穆武帝頓時不爽了:他還老當益壯呢,老三就開始算計他屁股下的位置。尤其是岳清,作為臣下,不思好好為國盡忠,為民盡心,偏偏只想著趕熱灶,混一個從龍之功,簡直可惡!
和他一對比,不願嫁給的岳照琴簡直就是岳家的一股清流。
穆武帝眼睛微微眯了眯,心中已經有了主意。
……
八月十二號,穆武帝得用的內侍霍文笑眯眯地拿著兩道的聖旨來到岳家,讓岳清和岳照琴接旨。
岳清雖然覺得對方來的太過突然,但一看到聖旨,便猜測莫不是三皇子去請旨為兩家指婚,笑眯眯地領著全家一起接旨。
只可惜接下來的事情明顯出乎了他的意料,完全不在他的掌控之中。
霍文先頒布了給岳清的聖旨,聖旨上訓斥了岳清一頓,說他包庇下屬,縱容他們欺男霸女,還列出了好幾個工作上的紕漏,然後降了他的爵位,讓由侯爺變成了伯爺。
岳清臉色發白,心中暗罵不知道是哪個兔崽子給他告了黑狀。只是他就算內心再不爽,卻不能露出半點的痕跡,只能一副愧對皇恩浩蕩的模樣,接過了聖旨。他只能安慰自己:只要等三皇子柳鳳陽上位,他就是堂堂的承恩公,一個伯爺,他才不放在眼中。

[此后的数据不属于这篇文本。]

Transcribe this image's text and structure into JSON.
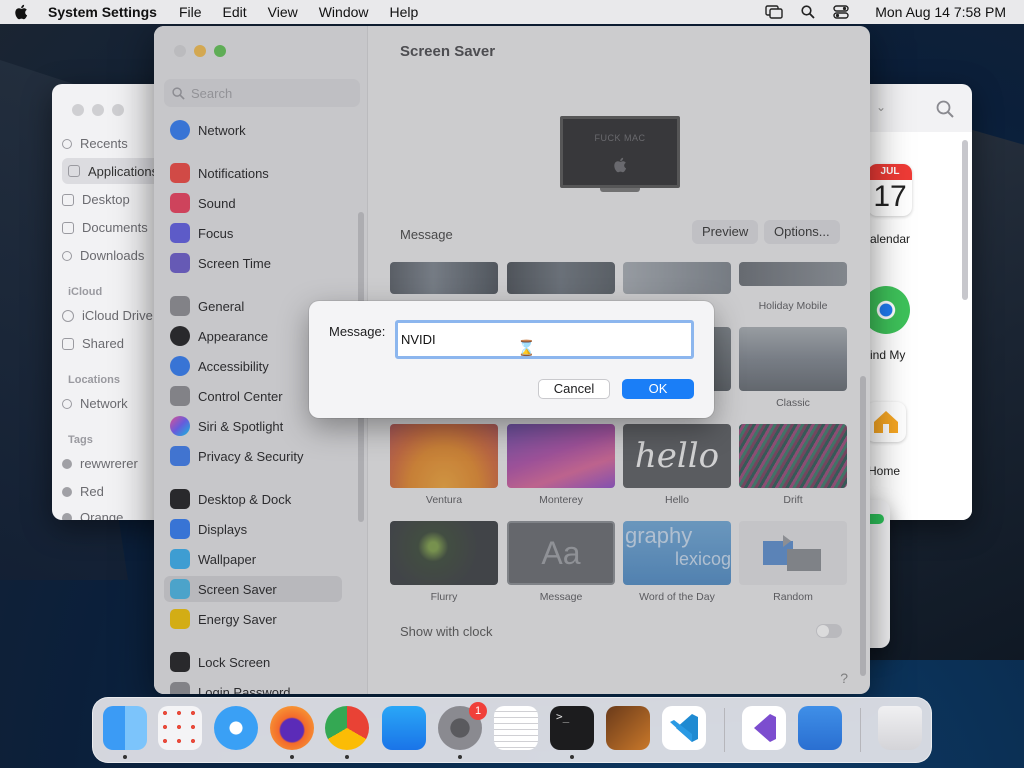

霍文念完第一道聖旨後,又讓岳照琴接旨,只是比起岳清,他對岳照琴的態度顯然好了很多。
第二道聖旨上,用各種華麗的詞彙誇獎岳照琴溫柔賢淑、秀外內中,可堪為皇子妃,然後將她指婚給了二皇子柳鳳堯。除此之外,聖旨上還大加表揚岳照琴和顧朝顏不辭辛勞做善事的舉動,將她們兩人都冊封為了鄉君。
其實穆武帝只是要找個理由冊封岳照琴罷了,然後想起顧朝顏這丫頭做得很是不壞,乾脆兩人一起冊封了!
穆武帝還表示希望岳照琴即使當皇子妃,也能不忘初心,讓她在外祖家備嫁。
第一道貶爵的旨意就足夠讓岳家如喪考批了,第二道旨意一下來,更是宛若晴天霹靂。
這都什麼事啊!為什麼照琴被指給了二皇子?
更讓岳清心中膽寒的是,他這個做父親的被貶爵,女兒反而反而多了一個爵位。不僅如此,就連待嫁都不在岳家,表明了聖上根本不待見他們,更不信任他們。這到底是哪裡出了差錯?
同其他人形成鮮明對比,岳照琴的心情非常好,好得讓她都想哼起曲調。看到這些人不好過,她就舒坦了。
在送走了霍文後,渾渾噩噩的岳清第一時間將岳照琴叫到書房中,和他一起過去的還有岳老夫人——他們兩個要第一時間知道原委。
「怎麼會是二皇子呢?不是應該是三皇子嗎?」岳清黑著臉問道。
岳照琴一臉的無辜,「咦?為什麼是三皇子?女兒之前還以為爹同我說的是二皇子呢。」
岳清一口氣差點上不來,大口地呼吸,平復了怒火,繼續問道:「那你怎麼知道會被指婚給二皇子?」
岳照琴雲淡風輕說道:「二皇子問過女兒,是否願意嫁他,女兒答應了。女兒回來後,爹便同我暗示說要嫁皇子,我還以為爹消息那般靈通,早就知道這事了呢。」
岳清簡直要嘔血了,這都是什麼陰錯陽差的事情啊!至於聖上冊封照琴,他並沒有想太多,只當穆武帝只是為了給兒子抬身份。畢竟二皇子是他最寵愛的兒子。
他心力交瘁,揮揮手讓岳照琴先下去。
岳照琴腳步輕快地離開。
岳老夫人比兒子更沉得住氣一些,嚴肅說道:「不管怎麼說,咱們家能夠出一個皇子妃,這是闔族的大喜事,這樣即使你被降爵了,其他人也不敢小瞧咱們家。」